Telehealth has provided people in the LGBT community with an additional level of safety and security, Romitti says. “If you’re someone who is not OK with being out, right now you don’t have to walk into a therapy practice that specializes in LGBT issues. You don’t have to out yourself, or fear outing yourself, or be somewhere you don’t feel comfortable.”
As a doctoral candidate, Romitti also supervises graduate students and people working toward state licensure in Pennsylvania.
“Supervision is vital to our work and our development as clinicians,” she says. “I find it to be one of the most important things that we can do as clinicians in order to do the work appropriately,” Romitti says. “It is extremely important that supervisors are trained, that they understand the role that they play and the responsibility that they hold, and that they approach supervision as importantly as it is to the development of the clinician. Even if you’ve been in the field 25 years, there’s still something to learn and gain from, either about yourself, or a topic, or a client, and we need a community of counselors that we can lean on, consult with, and supervise with. As clinicians, we’re never done developing and learning.”

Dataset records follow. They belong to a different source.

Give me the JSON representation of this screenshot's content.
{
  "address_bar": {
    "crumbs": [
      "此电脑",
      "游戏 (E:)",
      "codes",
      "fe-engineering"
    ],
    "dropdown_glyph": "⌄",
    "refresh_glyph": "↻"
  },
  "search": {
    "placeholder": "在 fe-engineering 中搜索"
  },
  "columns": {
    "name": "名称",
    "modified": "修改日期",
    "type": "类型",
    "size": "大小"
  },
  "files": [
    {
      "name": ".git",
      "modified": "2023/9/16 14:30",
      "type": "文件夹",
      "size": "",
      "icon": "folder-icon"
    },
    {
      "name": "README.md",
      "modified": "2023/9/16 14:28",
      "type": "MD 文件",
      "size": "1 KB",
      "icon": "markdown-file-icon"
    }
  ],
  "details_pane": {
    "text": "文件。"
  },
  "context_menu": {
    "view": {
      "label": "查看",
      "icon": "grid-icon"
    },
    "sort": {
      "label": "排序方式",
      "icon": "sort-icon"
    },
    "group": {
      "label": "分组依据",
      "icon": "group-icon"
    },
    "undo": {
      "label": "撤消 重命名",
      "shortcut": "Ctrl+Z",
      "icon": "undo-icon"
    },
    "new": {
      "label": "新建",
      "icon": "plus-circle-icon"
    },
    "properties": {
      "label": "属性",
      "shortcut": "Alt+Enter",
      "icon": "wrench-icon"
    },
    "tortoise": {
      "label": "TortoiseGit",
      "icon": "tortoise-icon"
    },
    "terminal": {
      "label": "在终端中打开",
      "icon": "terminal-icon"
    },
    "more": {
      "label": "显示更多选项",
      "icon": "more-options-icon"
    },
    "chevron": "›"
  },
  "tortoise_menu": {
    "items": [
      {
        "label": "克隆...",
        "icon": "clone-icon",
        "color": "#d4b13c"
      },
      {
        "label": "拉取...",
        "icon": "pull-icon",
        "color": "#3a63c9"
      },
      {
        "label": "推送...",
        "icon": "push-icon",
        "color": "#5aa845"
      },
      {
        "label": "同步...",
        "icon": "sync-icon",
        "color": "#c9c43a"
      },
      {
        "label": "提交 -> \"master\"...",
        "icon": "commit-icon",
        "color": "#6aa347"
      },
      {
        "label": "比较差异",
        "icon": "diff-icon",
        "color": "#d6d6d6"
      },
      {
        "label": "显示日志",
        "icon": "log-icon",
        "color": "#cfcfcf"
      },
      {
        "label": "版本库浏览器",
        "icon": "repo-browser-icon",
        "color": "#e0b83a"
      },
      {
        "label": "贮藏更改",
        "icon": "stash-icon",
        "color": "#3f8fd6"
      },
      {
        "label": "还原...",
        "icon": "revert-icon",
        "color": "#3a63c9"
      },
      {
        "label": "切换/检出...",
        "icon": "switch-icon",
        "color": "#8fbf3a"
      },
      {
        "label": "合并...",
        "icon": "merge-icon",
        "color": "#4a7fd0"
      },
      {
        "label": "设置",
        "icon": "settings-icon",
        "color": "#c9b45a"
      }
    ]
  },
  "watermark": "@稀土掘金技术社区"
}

After she receives her PhD, Romitti hopes to teach.
“It is so important that we have passionate, competent clinicians in the field,” she says. “I don’t feel like anyone can do this work well if they don’t like doing it. And even with all the standards we have established, we’re still going to have people who don’t do things the way they’re supposed to. When clients tell me about these negative experiences, I think, ‘I wish I were in a classroom where I could build a generation of counselors who are passionate, competent, and want to do the work—counselors who understand their responsibility to the client and to themselves.’ Sometimes we forget that clinicians are human beings.”
LGBT allies should make their voices heard and show their support, Romitti says.
“Ethics are extremely important,” she says. “My being a visible representation of the LGBT community is important, too. I think that leaders in the community need to be out or ‘out allies.’ Clients see that, they are searching for that, and they need that support. We are looking for symbols of safety such as rainbows and visible statements, so we know who we can share ourselves with. LGBT people are out and vulnerable all the time, and if you’re an ally, being able to stand out in solidarity with them is extremely important.”